Early in his ministry he was considered a rising star on the Pentecostal preaching circuit and frequently appeared on the Trinity Broadcasting Network, bringing him to an international audience.
From a ministry he started in 1977, Pearson in 1981 founded Higher Dimensions Family Church in Tulsa — later known as New Dimensions Church, whose membership numbered about 6,000 by the turn of the century.
Membership plummeted to a few hundred by 2008 after Pearson began teaching what he called “the gospel of inclusion,” a form of universalism, which does not recognize hell.
In 2004, the Joint College of African-american Pentecostal Bishops Congress declared Pearson’s teaching about hell to be heretical.
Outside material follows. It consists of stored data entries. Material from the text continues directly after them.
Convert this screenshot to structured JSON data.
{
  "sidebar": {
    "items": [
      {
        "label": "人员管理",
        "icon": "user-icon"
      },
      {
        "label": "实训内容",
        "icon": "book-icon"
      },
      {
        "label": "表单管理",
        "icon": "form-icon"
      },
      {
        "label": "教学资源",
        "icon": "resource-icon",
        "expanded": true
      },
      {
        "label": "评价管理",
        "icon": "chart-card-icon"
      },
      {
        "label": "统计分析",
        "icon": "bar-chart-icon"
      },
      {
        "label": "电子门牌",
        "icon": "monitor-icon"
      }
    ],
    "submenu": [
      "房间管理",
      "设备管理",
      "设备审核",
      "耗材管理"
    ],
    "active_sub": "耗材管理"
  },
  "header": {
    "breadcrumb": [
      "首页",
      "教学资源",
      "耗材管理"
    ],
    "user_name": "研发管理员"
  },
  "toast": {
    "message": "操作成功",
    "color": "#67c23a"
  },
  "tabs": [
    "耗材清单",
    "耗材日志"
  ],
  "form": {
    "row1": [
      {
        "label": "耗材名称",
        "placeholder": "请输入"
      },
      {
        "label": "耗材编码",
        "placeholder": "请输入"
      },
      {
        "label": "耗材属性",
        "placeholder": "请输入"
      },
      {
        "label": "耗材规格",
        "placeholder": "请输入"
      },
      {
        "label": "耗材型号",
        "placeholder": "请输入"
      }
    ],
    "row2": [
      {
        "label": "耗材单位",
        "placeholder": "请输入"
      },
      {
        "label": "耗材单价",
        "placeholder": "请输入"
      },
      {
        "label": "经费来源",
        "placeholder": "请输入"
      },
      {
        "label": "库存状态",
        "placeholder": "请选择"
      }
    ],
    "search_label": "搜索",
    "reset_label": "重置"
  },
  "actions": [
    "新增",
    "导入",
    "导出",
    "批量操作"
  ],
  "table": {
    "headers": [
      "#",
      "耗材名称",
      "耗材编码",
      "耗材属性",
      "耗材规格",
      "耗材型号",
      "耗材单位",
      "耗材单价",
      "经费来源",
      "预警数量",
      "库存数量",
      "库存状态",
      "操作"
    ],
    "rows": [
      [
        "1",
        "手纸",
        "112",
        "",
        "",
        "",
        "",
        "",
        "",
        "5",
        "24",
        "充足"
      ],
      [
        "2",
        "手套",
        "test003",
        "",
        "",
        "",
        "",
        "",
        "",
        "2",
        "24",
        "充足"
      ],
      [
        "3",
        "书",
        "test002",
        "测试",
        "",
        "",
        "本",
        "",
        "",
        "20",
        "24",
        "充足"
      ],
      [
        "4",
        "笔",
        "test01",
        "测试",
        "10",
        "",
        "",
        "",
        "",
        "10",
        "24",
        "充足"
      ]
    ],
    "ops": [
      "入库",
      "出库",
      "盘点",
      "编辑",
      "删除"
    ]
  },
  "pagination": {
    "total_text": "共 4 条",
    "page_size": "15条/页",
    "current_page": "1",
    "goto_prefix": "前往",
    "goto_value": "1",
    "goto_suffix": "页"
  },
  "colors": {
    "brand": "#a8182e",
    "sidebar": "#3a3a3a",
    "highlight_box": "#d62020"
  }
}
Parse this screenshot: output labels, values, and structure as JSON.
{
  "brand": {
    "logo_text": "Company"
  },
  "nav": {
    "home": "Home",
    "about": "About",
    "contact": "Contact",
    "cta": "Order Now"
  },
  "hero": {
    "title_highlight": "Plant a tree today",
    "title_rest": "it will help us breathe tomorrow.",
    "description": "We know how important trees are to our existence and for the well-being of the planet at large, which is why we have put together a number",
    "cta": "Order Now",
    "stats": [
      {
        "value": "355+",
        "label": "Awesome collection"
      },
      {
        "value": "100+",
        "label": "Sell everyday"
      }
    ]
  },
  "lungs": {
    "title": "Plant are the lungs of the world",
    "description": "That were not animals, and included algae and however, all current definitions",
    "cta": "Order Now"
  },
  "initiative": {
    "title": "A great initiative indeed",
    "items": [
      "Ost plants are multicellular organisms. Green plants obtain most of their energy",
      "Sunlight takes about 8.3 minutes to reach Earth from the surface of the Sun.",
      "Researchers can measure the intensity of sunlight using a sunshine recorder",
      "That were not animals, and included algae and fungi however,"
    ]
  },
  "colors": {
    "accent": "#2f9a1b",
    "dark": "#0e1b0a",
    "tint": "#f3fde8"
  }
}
The finding came a year after Pearson defended his views at a doctrinal forum.
Pearson’s beliefs also led to his resignation from the board of regents of his alma mater, Oral Roberts University in Tulsa, and a split with the university’s founder and his mentor — evangelist Oral Roberts.
Bogle said Pearson told him that he did not believe he had made a mistake with his theological change.
“People were forced to question what they were saying” about salvation, Bogle said. “And as polarizing as Bishop Pearson has been his whole life … he was a really good guy, he cared about people.”
In 2007, Pearson helped lead hundreds of clergy members from across the nation in urging Congress to pass landmark hate crime and job discrimination measures for gay people.